I must say I've really enjoyed your page with Columbus' bio. However I
must also say that you've been deceived by a (possible) old forgery
concerinig Isabel Moniz, Columbus' mother-in-law.

The info you give is originally based on Dego Colon's testimony. However
you can't fit Isabel Moniz as the daughter of Gil Ayres because of
obvious chronological inconsistencies - her supposed brothers were born
c. 1390/1400, that is to say, more than a generation before her estimate
birth.

Isabel Moniz was - most certainly - a member of the Moniz Barreto de
Meneses family from Madeira.

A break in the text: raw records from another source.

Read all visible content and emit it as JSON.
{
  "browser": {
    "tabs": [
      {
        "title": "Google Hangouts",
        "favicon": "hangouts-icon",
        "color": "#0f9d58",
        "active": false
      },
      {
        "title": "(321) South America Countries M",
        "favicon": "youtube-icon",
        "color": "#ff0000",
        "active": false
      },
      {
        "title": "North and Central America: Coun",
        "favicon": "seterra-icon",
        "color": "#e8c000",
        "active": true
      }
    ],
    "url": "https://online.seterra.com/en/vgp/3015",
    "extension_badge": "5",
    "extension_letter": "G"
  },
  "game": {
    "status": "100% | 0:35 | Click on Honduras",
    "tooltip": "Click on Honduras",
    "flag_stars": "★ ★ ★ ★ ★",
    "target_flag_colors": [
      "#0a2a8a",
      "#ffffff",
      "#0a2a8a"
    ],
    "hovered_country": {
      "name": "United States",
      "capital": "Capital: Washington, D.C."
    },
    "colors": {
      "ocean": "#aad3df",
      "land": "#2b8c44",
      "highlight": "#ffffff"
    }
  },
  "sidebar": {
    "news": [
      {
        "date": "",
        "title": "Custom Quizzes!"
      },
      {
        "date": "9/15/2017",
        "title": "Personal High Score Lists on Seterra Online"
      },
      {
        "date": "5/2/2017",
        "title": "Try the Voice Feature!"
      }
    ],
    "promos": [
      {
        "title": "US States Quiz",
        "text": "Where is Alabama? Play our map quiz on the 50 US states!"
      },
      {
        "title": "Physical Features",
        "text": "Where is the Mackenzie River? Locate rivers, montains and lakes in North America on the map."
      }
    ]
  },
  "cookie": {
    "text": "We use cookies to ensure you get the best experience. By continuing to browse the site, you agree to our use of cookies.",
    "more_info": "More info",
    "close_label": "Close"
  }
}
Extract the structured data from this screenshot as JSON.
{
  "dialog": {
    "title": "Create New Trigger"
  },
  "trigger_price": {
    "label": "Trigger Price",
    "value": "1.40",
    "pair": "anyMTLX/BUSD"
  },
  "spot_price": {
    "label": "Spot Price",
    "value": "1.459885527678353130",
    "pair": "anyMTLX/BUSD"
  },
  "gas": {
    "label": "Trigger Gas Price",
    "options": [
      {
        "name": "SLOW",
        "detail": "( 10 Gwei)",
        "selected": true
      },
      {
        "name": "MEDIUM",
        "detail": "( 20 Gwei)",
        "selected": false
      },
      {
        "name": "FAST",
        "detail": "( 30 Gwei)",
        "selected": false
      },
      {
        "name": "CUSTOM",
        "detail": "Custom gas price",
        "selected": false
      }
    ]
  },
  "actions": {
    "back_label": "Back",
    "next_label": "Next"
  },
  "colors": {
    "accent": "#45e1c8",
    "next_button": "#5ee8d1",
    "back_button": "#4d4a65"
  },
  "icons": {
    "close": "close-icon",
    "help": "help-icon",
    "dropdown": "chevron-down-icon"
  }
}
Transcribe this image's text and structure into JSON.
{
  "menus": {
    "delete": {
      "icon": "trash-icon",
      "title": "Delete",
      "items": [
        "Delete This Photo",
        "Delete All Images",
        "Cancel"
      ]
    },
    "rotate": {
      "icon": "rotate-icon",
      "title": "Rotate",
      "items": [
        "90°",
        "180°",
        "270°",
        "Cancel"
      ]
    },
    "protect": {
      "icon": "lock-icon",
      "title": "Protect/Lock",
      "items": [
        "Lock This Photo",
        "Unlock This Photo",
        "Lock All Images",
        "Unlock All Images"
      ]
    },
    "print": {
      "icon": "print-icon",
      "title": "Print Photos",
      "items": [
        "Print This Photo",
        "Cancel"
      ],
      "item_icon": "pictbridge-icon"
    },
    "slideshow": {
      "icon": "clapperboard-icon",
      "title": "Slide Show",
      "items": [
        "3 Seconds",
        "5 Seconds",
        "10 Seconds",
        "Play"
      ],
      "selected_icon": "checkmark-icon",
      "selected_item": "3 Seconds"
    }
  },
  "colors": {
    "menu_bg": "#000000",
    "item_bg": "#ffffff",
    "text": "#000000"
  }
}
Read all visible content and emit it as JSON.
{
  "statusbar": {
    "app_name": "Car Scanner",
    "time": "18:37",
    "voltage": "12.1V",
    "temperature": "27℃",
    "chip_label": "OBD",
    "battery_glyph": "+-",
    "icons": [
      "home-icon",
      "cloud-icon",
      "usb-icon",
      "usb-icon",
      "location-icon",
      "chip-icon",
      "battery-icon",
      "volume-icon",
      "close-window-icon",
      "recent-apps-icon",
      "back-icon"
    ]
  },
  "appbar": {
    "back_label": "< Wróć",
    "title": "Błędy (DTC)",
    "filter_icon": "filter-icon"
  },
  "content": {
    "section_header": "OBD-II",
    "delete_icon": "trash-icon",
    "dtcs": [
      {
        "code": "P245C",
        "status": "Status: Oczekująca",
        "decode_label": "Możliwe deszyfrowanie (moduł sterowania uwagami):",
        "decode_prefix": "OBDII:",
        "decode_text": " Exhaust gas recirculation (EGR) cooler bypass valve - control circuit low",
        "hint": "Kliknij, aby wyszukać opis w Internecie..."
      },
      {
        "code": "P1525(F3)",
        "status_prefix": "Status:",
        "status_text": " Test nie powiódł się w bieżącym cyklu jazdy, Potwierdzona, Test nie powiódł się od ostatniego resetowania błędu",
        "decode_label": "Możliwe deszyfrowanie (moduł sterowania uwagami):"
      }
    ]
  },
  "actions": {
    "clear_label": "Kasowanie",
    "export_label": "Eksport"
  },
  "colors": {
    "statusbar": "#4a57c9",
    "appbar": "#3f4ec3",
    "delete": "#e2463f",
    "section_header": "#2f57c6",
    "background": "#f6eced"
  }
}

They were distantly related to royalty
(Leonor Teles de Meneses, a relative, was queen of Portugal, wife of d.
Fernando I `o Formoso'. Shew was called `the Portuguese Lucrezia
Borgia.') Nobody knows for sure who were Isabel's parents. Chronological
considerations discard the solution given by the 17th century
genealogist H. H. de Noronha. Then she either was sister of Vasco
Martins Moniz, who settled in the Madeira c. 1440, or the illegitimate
daughter of another Vasco Martins Moniz, ancestor of the marquesses of
Angeja.

Also, she never married Perestrello, but had four children from him:
Filipa Moniz, Columbus' wife, d.c. 1480, probably after giving birth to
her only son; Briolanja Moniz, who married Giannotto de' Bardi, a
Florentine merchant, and then Miguel Muylaert, Cristova~o Moniz, who
became a bishop c. 1506, and Bartolomeu Moniz, who succeded in
reclaiming his father's lordship from his half-sisters, who had married
Mem Rodrigues de Vasconcellos and Pedro Correia da Cunha, lord of
Graciosa. Filipa's illegitimacy is suggested by the fact that they only
adopted the Perestrello name after young Bartolomeu's judicial victory.